Anti-amyloid therapy Leqembi (lecanemab) already has accelerated approval for treating Alzheimer’s, but sales are expected to be very limited unless the FDA grants full approval, and the Centers for Medicare and Medicaid Services (CMS) relax restrictions on reimbursement.

The FDA has granted a priority review to the biologics license application (BLA), and will ask its expert advisory committee to look at the data for the drug on an as-yet unscheduled date.

That will be an opportunity for a review and discussion of the results of the confirmatory Clarity AD study of Leqembi, which according to Eisai and Biogen “met the primary endpoint and all key secondary endpoints with highly statistically significant results.”

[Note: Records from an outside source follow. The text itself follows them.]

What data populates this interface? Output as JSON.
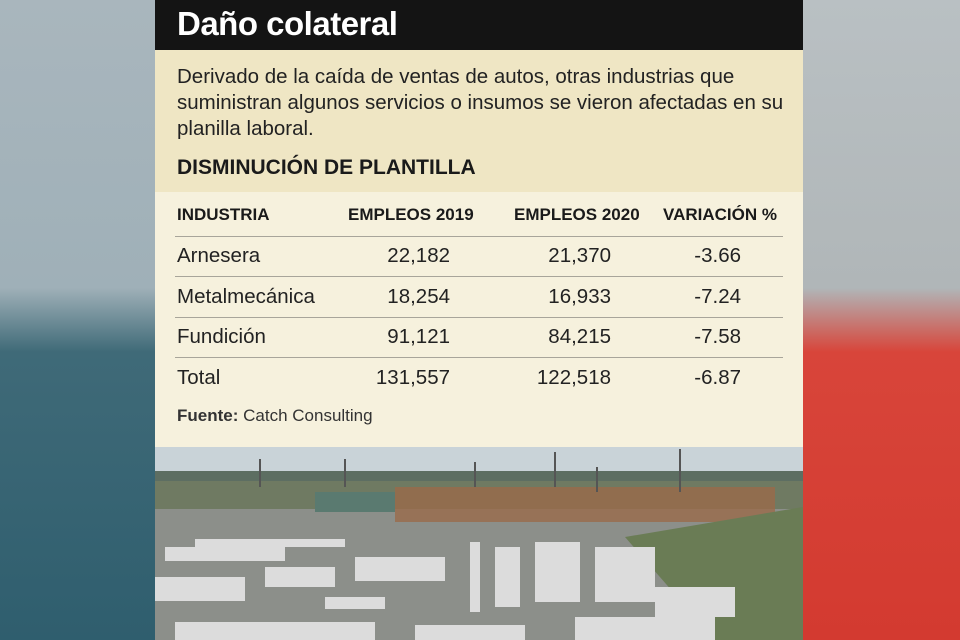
{
  "header": {
    "title": "Daño colateral"
  },
  "intro": {
    "text": "Derivado de la caída de ventas de autos, otras industrias que suministran algunos servicios o insumos se vieron afectadas en su planilla laboral."
  },
  "section": {
    "title": "DISMINUCIÓN DE PLANTILLA"
  },
  "table": {
    "columns": [
      "INDUSTRIA",
      "EMPLEOS 2019",
      "EMPLEOS 2020",
      "VARIACIÓN %"
    ],
    "rows": [
      [
        "Arnesera",
        "22,182",
        "21,370",
        "-3.66"
      ],
      [
        "Metalmecánica",
        "18,254",
        "16,933",
        "-7.24"
      ],
      [
        "Fundición",
        "91,121",
        "84,215",
        "-7.58"
      ],
      [
        "Total",
        "131,557",
        "122,518",
        "-6.87"
      ]
    ]
  },
  "source": {
    "label": "Fuente:",
    "text": "Catch Consulting"
  }
}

At the moment, Leqembi is approved on the strength of biomarker data showing that it is effective at clearing amyloid plaques from the brains of people with Alzheimer’s.

Amid the fallout from the abortive approval and launch of predecessor Aduhelm (aducanumab) last year, it is subject to restrictions set out by the CMS that means it is only reimbursable in clinical trials. That means patients have to pay for the drug – priced at $26,500 per year – if they want to try it out.

The FDA advisory committee will have an opportunity to look closely at the Clarity AD results, which were published in the New England Journal of Medicine last November and simultaneously presented at the Clinical Trials on Alzheimer’s Disease (CTAD) conference.

The top-line result was a 27% improvement on placebo on the trial’s primary endpoint, the Clinical Dementia Rating scale (CRD-SB), which was not too far adrift from what was seen with Aduhelm, but with a reduced risk of side effects, including amyloid-related imaging abnormalities (ARIA).

Close attention will also be paid to the FDA briefing document that will be published shortly before the advisory committee meeting takes place, to get a sense of the regulator’s sentiment towards the drug after being roundly criticised for its handling of the Aduhelm approval.

The Clarity AD study, meanwhile, is continuing to follow patients, and isn’t due to finish entirely until 2027, so updated results may also be available.

In February, Eisai said that the launch of Leqembi was running “ahead of expectations” following its January accelerated approval, with the first sales recorded in the middle of January.

Eisai is also hoping for approval of the drug in Japan in the middle of 2023, and in Europe and China before the end of the next fiscal year, ending 31st March 2024.